From the moment she began writing her new album, Japanese Breakfast’s Michelle Zauner knew that she wanted to call it Jubilee. After all, a jubilee is a celebration of the passage of time—a festival to usher in the hope of a new era in brilliant technicolor. Zauner’s first two albums garnered acclaim for the way they grappled with anguish: Psychopomp was written as her mother underwent cancer treatment, while Soft Sounds From Another Planet took the grief she held from her mother’s death and used it as a conduit to explore the cosmos. Now, at the start of a new decade, Japanese Breakfast is ready to fight for happiness, an all-too-scarce resource in our seemingly crumbling world. Jubilee finds Michelle Zauner embracing ambition and, with it, her boldest ideas and songs yet. Inspired by records like Bjork’s Homogenic, Zauner delivers bigness throughout—big ideas, big textures, colors, sounds, and feelings. At a time when virtually everything feels extreme, Jubilee sets its sights on maximal joy, imagination, and exhilaration. It is, in Michelle Zauner’s words, “a record about fighting to feel. I wanted to re-experience the pure, unadulterated joy of creation…The songs are about recalling the optimism of youth and applying it to adulthood. They’re about making difficult choices, fighting ignominious impulses and honoring commitments, confronting the constant struggle we have with ourselves to be better people.”

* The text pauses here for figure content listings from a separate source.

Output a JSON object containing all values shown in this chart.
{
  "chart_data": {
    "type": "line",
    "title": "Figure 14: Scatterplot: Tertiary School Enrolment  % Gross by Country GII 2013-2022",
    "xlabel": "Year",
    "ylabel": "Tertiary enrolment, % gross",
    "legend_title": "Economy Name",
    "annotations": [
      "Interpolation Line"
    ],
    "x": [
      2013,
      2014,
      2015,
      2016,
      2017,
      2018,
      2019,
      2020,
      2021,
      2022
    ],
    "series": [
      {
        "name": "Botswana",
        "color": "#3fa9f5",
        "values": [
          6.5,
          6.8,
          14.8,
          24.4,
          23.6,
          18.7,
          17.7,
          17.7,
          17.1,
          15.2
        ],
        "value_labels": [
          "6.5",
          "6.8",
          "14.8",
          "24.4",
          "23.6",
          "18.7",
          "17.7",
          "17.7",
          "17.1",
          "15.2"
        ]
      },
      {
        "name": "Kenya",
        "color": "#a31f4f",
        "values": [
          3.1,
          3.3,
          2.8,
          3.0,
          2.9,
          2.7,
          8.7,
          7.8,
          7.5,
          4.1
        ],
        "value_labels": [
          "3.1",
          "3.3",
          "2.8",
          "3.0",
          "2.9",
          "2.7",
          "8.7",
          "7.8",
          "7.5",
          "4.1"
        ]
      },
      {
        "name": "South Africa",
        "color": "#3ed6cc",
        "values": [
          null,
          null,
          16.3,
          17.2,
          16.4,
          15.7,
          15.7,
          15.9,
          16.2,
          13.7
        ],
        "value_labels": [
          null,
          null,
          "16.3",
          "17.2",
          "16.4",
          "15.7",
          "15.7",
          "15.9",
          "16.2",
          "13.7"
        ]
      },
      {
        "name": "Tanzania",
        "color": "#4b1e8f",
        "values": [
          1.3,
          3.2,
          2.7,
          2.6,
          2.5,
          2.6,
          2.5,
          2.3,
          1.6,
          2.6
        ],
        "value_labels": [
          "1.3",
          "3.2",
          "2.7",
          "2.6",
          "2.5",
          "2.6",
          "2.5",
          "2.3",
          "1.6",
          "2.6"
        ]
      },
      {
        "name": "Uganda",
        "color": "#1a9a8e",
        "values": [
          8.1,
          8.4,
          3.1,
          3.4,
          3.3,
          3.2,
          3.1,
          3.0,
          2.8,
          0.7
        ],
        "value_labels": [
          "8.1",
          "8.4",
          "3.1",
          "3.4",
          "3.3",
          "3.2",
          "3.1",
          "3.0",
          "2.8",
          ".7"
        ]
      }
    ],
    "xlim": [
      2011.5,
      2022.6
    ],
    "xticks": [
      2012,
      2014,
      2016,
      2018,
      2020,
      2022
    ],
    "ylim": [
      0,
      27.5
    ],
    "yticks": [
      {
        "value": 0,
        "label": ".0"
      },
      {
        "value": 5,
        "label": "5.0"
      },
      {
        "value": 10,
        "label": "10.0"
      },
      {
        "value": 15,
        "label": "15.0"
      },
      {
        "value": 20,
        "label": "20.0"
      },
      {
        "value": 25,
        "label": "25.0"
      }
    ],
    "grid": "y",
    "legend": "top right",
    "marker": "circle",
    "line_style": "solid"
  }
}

Born in Japan, Hisham Akira Bharoocha is a mixed-race (Japanese-Indian-Myanmar), multidisciplinary artist based in Brooklyn, New York. In addition to being a founding member of the experimental rock group Black Dice (1997-2004), Bharoocha has played in many bands who have toured the world, including Boredoms, Pixeltan (DFA Records), Soft Circle, IIII, and Nick Zinner’s 41 Strings. He was the lead music director in pieces that were performed at prestigious venues such as the Sydney Opera House (Australia), ICP (London), Royal Festival Hall (London), Rockefeller Plaza (NY), The Museum of Modern Art (NY), and The Museum of Contemporary Art (LA), to name a few. Bharoocha is known for the large-scale drum-centric performances he directed with the Japanese experimental rock group Boredoms, called the BOADRUM series, with up to 100 drummers performing with the band at site-specific locations around the world (2007–15). Bharoocha also performed as a touring member of Boredoms at the Barbican (London), the Ruhrtriennale (Germany), and several All Tomorrow’s Parties festivals (in London, Minehead, and Tokyo). Bharoocha has collaborated on many site-specific music performances with esteemed artists such as Doug Aitken, Ikue Mori, Otomo Yoshihide, Yoshimio, and Yamantaka Eye, to name a few. His latest band, Kill Alters, has a new album out now on Hausu Mountain. Bharoocha’s latest club-oriented, solo project called YOKUBARI has upcoming releases on the UK-based label Chinabot.
Danny Bowien is the chef and cofounder of Mission Chinese in San Francisco and New York. In 2008 he improbably won the Pesto World Championship in Genoa, Italy, and in 2013 the James Beard Foundation named him Rising Star Chef of the Year. He was born in Korea, raised in Oklahoma, and now lives in New York. He was the main subject of the sixth season of the travel and food show The Mind of a Chef.